Hot August Night in the South
by Cassandra Whitaker
[Britt Bustos, Associate Editor: "Whitaker here creates a pastoral ode to queerness – not just through memory but through a futurity, one which asks us to dare a queer future where pinks are hellos and goodbyes at the same time. Their detailed imagery of this queer future provides hope and imagination to any who wish to join in the gathering of friends under the August breeze as they reminisce about the defiance in lacking definition."]

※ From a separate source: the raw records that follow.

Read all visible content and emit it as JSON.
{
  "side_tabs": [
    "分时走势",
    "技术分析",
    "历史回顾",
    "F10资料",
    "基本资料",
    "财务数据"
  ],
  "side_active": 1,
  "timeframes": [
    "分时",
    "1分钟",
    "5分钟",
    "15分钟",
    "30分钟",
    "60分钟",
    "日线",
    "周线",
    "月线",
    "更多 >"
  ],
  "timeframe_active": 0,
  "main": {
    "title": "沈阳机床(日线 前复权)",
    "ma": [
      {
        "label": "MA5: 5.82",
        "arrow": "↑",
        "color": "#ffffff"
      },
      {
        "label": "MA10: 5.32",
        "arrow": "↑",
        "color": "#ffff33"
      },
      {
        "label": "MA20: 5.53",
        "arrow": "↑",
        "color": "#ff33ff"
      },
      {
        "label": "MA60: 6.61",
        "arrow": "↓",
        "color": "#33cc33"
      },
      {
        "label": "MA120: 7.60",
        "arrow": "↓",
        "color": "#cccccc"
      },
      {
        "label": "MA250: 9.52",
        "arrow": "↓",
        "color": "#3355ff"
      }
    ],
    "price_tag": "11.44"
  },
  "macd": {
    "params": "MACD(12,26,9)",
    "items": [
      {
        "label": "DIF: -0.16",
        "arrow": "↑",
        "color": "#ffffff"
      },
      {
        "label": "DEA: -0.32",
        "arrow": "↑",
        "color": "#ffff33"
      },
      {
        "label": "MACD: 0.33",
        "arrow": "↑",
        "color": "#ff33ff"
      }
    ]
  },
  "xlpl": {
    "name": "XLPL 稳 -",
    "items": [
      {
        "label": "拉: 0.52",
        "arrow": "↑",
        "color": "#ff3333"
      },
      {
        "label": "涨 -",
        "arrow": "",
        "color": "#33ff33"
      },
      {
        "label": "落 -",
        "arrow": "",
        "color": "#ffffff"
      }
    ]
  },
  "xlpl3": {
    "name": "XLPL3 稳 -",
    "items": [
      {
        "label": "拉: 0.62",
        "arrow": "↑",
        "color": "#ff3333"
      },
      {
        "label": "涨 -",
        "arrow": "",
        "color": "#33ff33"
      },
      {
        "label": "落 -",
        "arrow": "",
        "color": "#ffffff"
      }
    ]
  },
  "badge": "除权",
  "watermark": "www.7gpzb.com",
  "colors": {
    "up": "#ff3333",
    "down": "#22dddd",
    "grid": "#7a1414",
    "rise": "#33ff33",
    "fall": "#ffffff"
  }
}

Crepe myrtles throw down their party favors,
each outdoing the other, a chain of pink
hellos, one after the other after the other
after the other, August remains committed
to breeziness; there’s too much trauma
in the wind this summer, this summer,
the last summer the swelter will be this cool,
remember, some old queer will say, when
summers dipped below a hundred; the youth,
what shall they recall? I loved my friends,
I came out, I lived my truth
as the government turned inside out
to flesh my freedoms, before we chased the wolf
out, back when we had more fun, before
the topsoil dusted, before the dollar busted,
when we were young. The future will be
queerer than I can imagine, a kind of weather
system; the sheer size of a pink future is too much
for one, it takes so much breath to speak
it, to give it height while standing
against the wolf beyond sight; it brings sleepy wisdom,
what to do now? Time for song, to gather
friends, to shut the downstairs windows, hold love
as tight as you care; does anything change?
When it comes down to it, I reach out my hand.